The 54nd San Francisco International Film Festival began last night and runs through May 5th. Each day during the festival I'll be posting a recommendation and capsule review of a film in the festival.

Meek's Cutoff (USA: Kelly Reichardt, 2010)
playing: 9:00 PM tonight at the Kabuki, with another screening at 4:30 on Monday.
distribution: Oscilloscope opens it theatrically at the Embarcadero May 6th, just after the festival ends.

When Meek's Cutoff director Kelly Reichardt presented all of her previous films at the PFA last October, it suddenly struck me why it makes so much sense that her latest film is a period piece set among settlers on the formative Oregon Trail. As beautiful and heartbreaking as Old Joy and Wendy and Lucy are, Reichardt in moments seems to be straining to portray how modern Americans communicate (and how we don't) when unplugged from computers and cellphones. Telecommunications "advances" move so swiftly, and penetrate society so deeply, that Old Joy already plays like a period piece and Michelle Williams' phone-less character in Wendy and Lucy seems an improbable anachronism.

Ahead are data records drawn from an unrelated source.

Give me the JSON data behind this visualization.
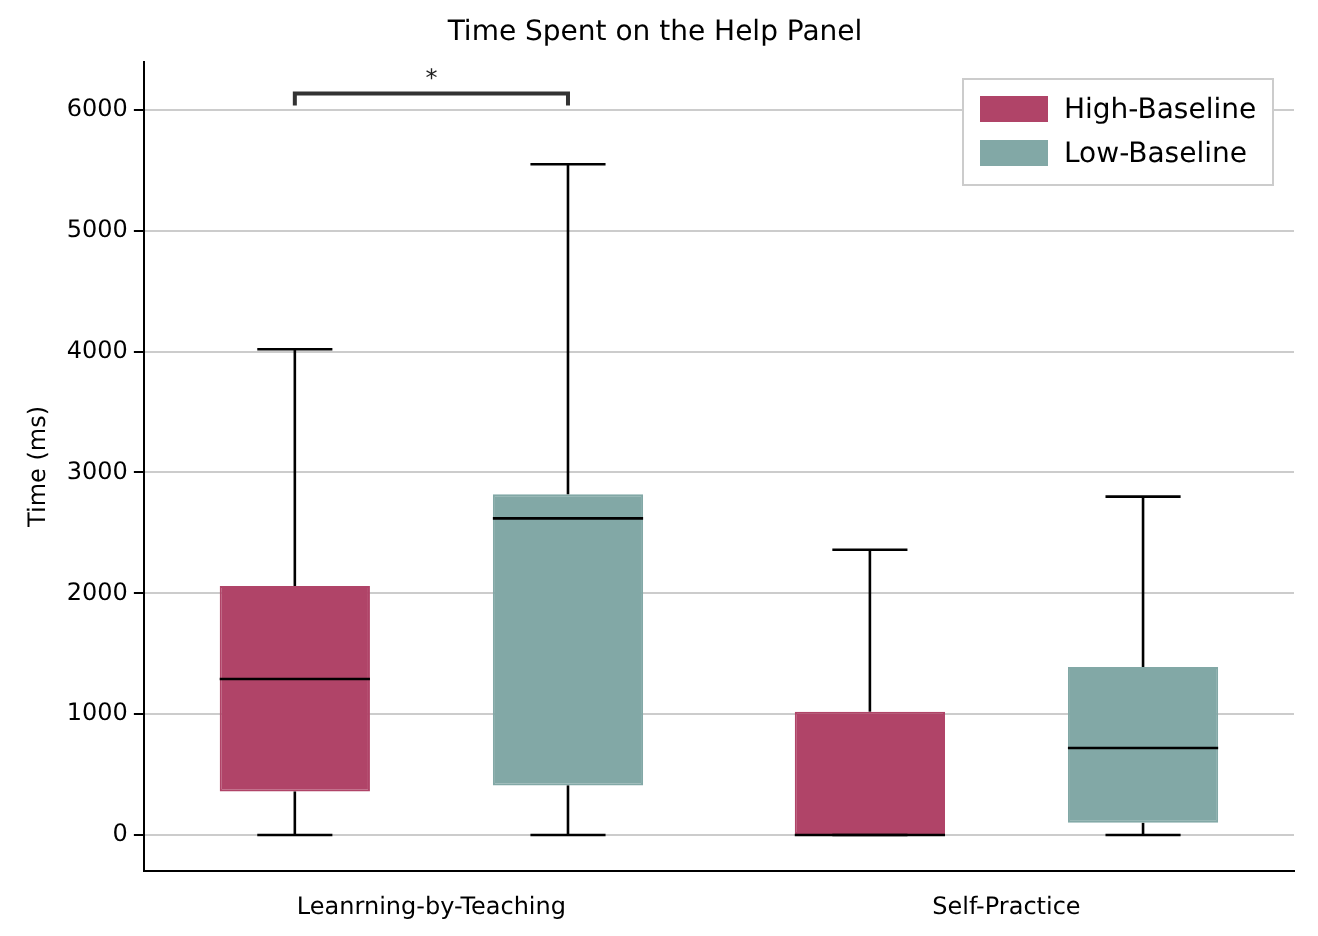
{
  "chart_data": {
    "type": "box",
    "title": "Time Spent on the Help Panel",
    "ylabel": "Time (ms)",
    "categories": [
      "Leanrning-by-Teaching",
      "Self-Practice"
    ],
    "series": [
      {
        "name": "High-Baseline",
        "color": "#b04468",
        "boxes": [
          {
            "low": 0,
            "q1": 360,
            "median": 1290,
            "q3": 2060,
            "high": 4020
          },
          {
            "low": 0,
            "q1": 0,
            "median": 0,
            "q3": 1020,
            "high": 2360
          }
        ]
      },
      {
        "name": "Low-Baseline",
        "color": "#82a8a6",
        "boxes": [
          {
            "low": 0,
            "q1": 410,
            "median": 2620,
            "q3": 2820,
            "high": 5550
          },
          {
            "low": 0,
            "q1": 100,
            "median": 720,
            "q3": 1390,
            "high": 2800
          }
        ]
      }
    ],
    "ylim": [
      -300,
      6400
    ],
    "yticks": [
      0,
      1000,
      2000,
      3000,
      4000,
      5000,
      6000
    ],
    "grid": "y",
    "legend": "top right",
    "annotations": [
      "*"
    ]
  }
}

All of Reichardt's films explore how individual Americans negotiate with each other, moment-to-moment, face-to-face, without the overbearing baggage of a "social network" as codified by our digitized address books. Meek's Cutoff, which has frequently been read as a commentary on 21st century politics, certainly provides insight into the historical underpinnings of American values and communication styles. There's no soft-pedaling on our forebears' unquestioned racism and sexism, but neither is this beautiful film a simplistic harangue. The proportions assigned to action and words for Meek's band of travelers might make the film's most powerful statements- both regarding the perspiration that came before our current largely sedentary lifestyle, and regarding the nature of images of the West that we've grown up with and used to. I don't know if Reichardt plans to continue to avoid portraying the most superficially-"connected" aspects of contemporary culture, but if so I'd be happy to see her continue plumbing the 1800's for a long time.

SFIFF54 Day 2
Another option: The Good Life (DENMARK: Eva Mulvad, 2010) is a documentary by the same woman who made the excellent Enemies Of Happiness. Kelly Vance calls this new one "good, clean, morbid fun."

Non-SFIFF-option for today: His Girl Friday at the Paramount. Though Oakland's (and Frisco Bay's) most opulent movie palace is not the best place to see a Howard Hawks film unless you've got the dialogue memorized (the sound system being the venue's weak link in its presentations of talking pictures), His Girl Friday doesn't come around so often, and the price ($5) and ambiance make an afternoon cram session with Charles Lederer's script seem like a worthwhile idea.